My first plan was to use the Eigen library, that makes it possible to work with matrices and vectors in C++. However I quickly realized that the eigen library was to large to fit on the MCU so I was forced to either find a more lightweight library or simply write the matrix operations myself. Since it only was a 3x3 matrix that needed inverting, I thought that it would be feasible to code the analytical inverse. For this I used a jupyter notebook for prototyping in python, which can be found on my Github: https://github.com/eliasrhoden/Measurement-indicator/blob/main/lvdt_probe_least_squares.ipynb

After getting a working prototype working in python it was straightforward to port it to c and run it on the MCU. The last thing that I needed to do was to implement a simple interface of the serial COM port and the corresponding PC-client.

With the client one can see the sampled sense signal from the ADC and the estimated since wave, there are still some flickering in the phase of the signal due to ADC/DAC timing, but this is only equivalent to less than 5 degrees, and since the Amplitude determines the measured value this does not seem to affect the measurement too much.

Final prototype

I’m quite happy how the final prototype turned out, you can see the extra resistor I had to patch in on my amplification board, but other than than it was straight forward to solder.

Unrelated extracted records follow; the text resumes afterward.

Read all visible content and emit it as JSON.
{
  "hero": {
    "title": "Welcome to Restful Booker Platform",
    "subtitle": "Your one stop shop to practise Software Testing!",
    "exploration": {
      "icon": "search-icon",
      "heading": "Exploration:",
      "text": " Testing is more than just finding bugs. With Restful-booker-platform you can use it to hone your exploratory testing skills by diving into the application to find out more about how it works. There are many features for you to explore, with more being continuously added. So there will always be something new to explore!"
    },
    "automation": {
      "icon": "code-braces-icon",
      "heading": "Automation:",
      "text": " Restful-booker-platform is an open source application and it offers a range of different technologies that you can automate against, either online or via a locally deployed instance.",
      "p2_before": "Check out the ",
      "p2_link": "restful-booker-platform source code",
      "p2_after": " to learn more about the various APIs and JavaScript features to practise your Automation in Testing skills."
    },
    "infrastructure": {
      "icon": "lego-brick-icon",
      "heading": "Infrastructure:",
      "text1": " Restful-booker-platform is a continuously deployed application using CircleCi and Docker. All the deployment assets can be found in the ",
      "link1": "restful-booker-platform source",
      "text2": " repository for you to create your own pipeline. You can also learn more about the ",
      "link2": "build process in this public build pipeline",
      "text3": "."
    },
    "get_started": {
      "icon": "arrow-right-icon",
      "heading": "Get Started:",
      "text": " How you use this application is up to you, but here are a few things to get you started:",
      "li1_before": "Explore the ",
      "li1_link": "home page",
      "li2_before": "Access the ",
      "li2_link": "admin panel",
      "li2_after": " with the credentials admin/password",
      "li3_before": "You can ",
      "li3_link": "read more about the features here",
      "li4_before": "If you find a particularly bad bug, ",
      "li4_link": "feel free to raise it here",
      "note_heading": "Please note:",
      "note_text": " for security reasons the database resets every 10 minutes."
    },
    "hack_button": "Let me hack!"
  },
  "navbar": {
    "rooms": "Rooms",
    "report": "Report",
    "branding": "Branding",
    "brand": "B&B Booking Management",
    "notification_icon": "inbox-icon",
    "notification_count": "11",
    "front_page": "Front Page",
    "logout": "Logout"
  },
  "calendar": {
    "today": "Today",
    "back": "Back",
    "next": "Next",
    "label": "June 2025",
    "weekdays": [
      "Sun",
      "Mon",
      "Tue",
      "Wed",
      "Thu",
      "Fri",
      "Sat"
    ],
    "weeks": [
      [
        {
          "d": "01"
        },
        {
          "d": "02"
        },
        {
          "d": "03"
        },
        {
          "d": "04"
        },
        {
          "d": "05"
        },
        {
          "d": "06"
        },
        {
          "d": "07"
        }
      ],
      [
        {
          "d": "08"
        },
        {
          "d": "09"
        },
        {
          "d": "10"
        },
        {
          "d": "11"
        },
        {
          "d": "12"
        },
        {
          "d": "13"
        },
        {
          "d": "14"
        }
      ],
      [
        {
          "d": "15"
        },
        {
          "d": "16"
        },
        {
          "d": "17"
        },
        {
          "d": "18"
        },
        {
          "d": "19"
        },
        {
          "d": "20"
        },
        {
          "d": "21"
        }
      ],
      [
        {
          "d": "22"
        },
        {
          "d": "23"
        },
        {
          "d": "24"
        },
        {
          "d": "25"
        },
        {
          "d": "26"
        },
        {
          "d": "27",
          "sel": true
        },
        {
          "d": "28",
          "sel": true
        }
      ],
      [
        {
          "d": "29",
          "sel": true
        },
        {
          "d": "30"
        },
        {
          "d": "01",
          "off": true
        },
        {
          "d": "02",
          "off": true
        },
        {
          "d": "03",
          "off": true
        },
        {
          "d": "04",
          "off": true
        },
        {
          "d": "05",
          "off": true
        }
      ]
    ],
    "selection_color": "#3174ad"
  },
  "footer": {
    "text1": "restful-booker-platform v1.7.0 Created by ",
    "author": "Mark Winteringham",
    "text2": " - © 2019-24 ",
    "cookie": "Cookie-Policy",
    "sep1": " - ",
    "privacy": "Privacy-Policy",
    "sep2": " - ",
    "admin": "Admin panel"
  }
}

I noticed that the generated sine wave from the DAC looks really good, but the amplified signal going to the excitation coil has some noise at its peaks, and I think this shows in the sampled ADC signal as well. This noise was reduced when I lowered the amplitude of the generated sine-wave, so the noise was reduced at the cost of resolution, since I no longer utilize the full voltage range (+/- 3V).

If I were to do a second version of this board I would include some hardware LP filter on the excitation signal and also on the sense signal, in order to reduce the overall noise.

The most expensive part on the board was the 5V regulator, trying to find a cheaper one would probably reduce the assembled PCB cost quite a bit. Also I picked the wrong type of header spacing, thus the extra cables between the PCB and perfboard. I would add some headers to plug in the Nucleo directly to the PCB as well, to avoid the need of a perfboard. And lastly the PCB traces could probably be routed better in terms of improved EMC robustness.

Conclusion

To wrap up this blog post I would call this a success, this was one of those project where the overall plan was simple, but a lot of new techniques and process that I had never done before myself, especially designing the amplification board.